My name is Paige Nugent. I would love to say I’m a full time gardener, or that I even work in that industry. But I don’t.
I’m a nurse.
I didn’t start out as a nurse. I started out as a nature lover. My father started teaching me early about the natural world. My childhood pictures are mostly of me, holding some insect and grinning like a fool.
I didn’t get a ‘real’ pet (a dog) until 5th grade, but I had plenty of other pets. My parents let me raise critters as a child. Every summer I raised caterpillars to butterflies, spiders and even tried to sneak a few snakes past my mother.
I caught a chipmunk once, but that’s another story.
I learned that baby rabbits are fine on their own, and that if you put a basket in a tree you can put lost baby birds back in the tree where momma will feed them. If a bird hits a window, put it in a box for a bit to rest and then let it go.
Our monthly library visits supplied me with stacks (from the tip my hands to under my chin) of books on plants, animals, rocks and the weather. I would run to the nonfiction section. I watched PBS specials like most children watch cartoons.
On weekends my family hiked, trails were tracked, and earned a badge on a hiking stick. During the hikes I learned to identify trees. Look at the leaves, the twigs, the overall silhouette. Dad quizzed me. Not just the common name, the scientific names as well.

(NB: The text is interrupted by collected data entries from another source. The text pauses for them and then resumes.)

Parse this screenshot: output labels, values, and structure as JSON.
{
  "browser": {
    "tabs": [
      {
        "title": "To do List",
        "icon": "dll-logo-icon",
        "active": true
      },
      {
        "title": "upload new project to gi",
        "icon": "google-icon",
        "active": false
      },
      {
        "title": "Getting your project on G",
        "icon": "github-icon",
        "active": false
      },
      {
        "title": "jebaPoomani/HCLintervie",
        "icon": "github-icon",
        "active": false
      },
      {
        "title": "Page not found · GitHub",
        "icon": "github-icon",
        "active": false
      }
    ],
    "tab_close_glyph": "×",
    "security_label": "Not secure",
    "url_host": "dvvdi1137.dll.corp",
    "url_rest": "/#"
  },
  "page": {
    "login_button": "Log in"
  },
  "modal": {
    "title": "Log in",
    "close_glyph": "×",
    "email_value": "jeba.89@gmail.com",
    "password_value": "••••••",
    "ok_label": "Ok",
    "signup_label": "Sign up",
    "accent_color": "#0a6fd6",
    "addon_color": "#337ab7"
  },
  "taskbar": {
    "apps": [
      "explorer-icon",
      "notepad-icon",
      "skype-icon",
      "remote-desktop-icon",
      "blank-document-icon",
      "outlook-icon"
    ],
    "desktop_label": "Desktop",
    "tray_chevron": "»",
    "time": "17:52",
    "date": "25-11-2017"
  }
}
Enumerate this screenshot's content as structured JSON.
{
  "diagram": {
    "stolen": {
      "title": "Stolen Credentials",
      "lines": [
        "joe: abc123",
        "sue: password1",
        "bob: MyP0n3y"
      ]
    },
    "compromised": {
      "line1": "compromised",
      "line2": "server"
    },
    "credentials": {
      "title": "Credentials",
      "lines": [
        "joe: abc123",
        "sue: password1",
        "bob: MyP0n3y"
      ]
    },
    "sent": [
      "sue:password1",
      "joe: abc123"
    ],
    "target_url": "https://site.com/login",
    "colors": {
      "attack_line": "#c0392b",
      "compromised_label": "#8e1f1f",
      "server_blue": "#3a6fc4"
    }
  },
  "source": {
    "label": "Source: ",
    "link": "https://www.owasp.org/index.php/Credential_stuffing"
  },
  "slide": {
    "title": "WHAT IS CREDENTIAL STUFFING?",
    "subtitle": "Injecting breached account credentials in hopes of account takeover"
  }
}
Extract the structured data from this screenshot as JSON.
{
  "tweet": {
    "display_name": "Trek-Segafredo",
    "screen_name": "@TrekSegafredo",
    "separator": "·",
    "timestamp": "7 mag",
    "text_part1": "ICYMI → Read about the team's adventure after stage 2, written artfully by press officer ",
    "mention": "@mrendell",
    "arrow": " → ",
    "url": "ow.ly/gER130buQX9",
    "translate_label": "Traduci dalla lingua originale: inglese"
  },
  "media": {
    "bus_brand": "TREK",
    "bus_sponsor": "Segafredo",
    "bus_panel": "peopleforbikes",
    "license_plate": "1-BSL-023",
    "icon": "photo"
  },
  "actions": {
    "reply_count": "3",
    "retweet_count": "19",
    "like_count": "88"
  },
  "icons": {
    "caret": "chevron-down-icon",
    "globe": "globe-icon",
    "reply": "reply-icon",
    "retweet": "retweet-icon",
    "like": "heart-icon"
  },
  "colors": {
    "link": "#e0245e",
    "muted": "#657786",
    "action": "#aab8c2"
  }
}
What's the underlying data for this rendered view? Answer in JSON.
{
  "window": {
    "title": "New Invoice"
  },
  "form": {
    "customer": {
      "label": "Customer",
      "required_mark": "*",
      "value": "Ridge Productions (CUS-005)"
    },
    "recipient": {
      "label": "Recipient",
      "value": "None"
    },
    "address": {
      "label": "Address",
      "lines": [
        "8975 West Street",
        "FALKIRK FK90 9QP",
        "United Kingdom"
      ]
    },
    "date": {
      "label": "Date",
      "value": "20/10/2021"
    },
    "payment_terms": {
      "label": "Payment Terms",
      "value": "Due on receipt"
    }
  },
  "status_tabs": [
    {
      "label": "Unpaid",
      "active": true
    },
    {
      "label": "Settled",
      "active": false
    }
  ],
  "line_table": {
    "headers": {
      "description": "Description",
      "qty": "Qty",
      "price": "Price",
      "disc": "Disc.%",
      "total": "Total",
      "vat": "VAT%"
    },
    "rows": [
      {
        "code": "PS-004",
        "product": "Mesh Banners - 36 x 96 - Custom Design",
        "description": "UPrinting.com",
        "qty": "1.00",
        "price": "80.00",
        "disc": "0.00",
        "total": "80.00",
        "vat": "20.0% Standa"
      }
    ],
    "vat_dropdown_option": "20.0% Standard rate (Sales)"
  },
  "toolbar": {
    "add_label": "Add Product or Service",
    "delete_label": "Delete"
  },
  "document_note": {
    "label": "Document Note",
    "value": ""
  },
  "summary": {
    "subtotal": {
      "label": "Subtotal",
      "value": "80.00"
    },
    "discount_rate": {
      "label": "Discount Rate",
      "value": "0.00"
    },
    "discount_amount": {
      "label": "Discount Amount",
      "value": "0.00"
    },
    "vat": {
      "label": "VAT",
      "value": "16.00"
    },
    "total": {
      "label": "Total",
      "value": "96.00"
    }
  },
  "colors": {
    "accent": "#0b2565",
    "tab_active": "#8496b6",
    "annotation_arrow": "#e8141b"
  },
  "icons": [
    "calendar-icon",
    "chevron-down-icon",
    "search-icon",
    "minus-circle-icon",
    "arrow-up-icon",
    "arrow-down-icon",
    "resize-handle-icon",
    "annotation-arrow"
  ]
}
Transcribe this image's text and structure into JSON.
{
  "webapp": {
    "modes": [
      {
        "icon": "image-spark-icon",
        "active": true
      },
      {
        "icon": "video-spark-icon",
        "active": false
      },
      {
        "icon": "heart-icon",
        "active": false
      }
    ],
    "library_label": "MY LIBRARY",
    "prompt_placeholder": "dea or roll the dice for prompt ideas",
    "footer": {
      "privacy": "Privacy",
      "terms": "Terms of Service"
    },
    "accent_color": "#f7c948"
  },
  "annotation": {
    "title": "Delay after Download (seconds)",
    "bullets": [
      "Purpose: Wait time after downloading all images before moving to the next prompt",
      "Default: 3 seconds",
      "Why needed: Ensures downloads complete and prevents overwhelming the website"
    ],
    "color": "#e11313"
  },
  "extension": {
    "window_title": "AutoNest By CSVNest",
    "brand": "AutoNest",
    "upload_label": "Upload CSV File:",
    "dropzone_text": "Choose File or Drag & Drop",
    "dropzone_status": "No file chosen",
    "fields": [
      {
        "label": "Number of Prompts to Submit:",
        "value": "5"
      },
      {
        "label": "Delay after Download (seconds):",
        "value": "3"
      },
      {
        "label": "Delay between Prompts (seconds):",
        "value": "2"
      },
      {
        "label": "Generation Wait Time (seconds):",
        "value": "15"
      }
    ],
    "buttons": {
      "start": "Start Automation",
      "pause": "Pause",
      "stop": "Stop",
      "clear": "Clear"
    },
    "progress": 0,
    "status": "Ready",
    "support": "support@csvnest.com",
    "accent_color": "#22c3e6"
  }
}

When asked what I wanted to be when I grew up I would say ‘Park Ranger,’ or as I grew older, it was ‘Naturalist.’ In high school, my career aptitude test declared I should be a landscape architect.
In my teens I began collecting plants. Houseplants at first, gathered around my bedroom window. I loved carnivorous plants and would visit greenhouses looking to add more. Next were the cactus. I grew them from seed and cuttings. I killed more than I kept alive and I learned. Less water, more water, this got eaten, this is doing well.
To pay my college tuition I worked in the Meijer Garden Center. I was surrounded by plants. I helped people, don’t get this, have you looked at this one, this is easy to grow. I loved it.
Thinking I had it all figured out, I started college with a major of Botany. Classes on identification, on habitats, on structures. When I transferred to the University of Cincinnati I had to change my major to Biology. I also changed my name and married my husband the year before I graduated. I finished in 2005 with a B.S. in Biology with a focus in Ecology.
But I wasn’t going to be a naturalist.
I worked as a microbiologist after college, despite not taking a single microbiology course. I did contract work, 6 months here and there. I hated it. It was inside a lab, no windows. I came home to my yard and filled it with plants. And then the housing market burst.
My contracts were getting more difficult to find, and I wanted out of microbiology. I had to choose, do what I love as a job, or have the money for a hobby that I loved. I needed a stable career and working in medicine was stable. I started my masters in Nursing in an accelerated program and finished in 2012 with a MSN in Nursing. I was going to work with children.
As a nurse I worked in pediatric neurology and then in the operating room. It was exciting, but on-call shift work does not allow you to garden. You are either asleep, working, or wishing you were asleep. So, I now have a desk job, which gives me plenty of time to spend outside.
The other day my husband came outside looking for me. He checked the backyard first, and didn’t see me so he called the dog over. She led him straight to me and he began to laugh. He said that my legs were covered in mud and the seat of my pants had grass stains – and that it meant I was having a great time. He said I am always happy when I’m muddy.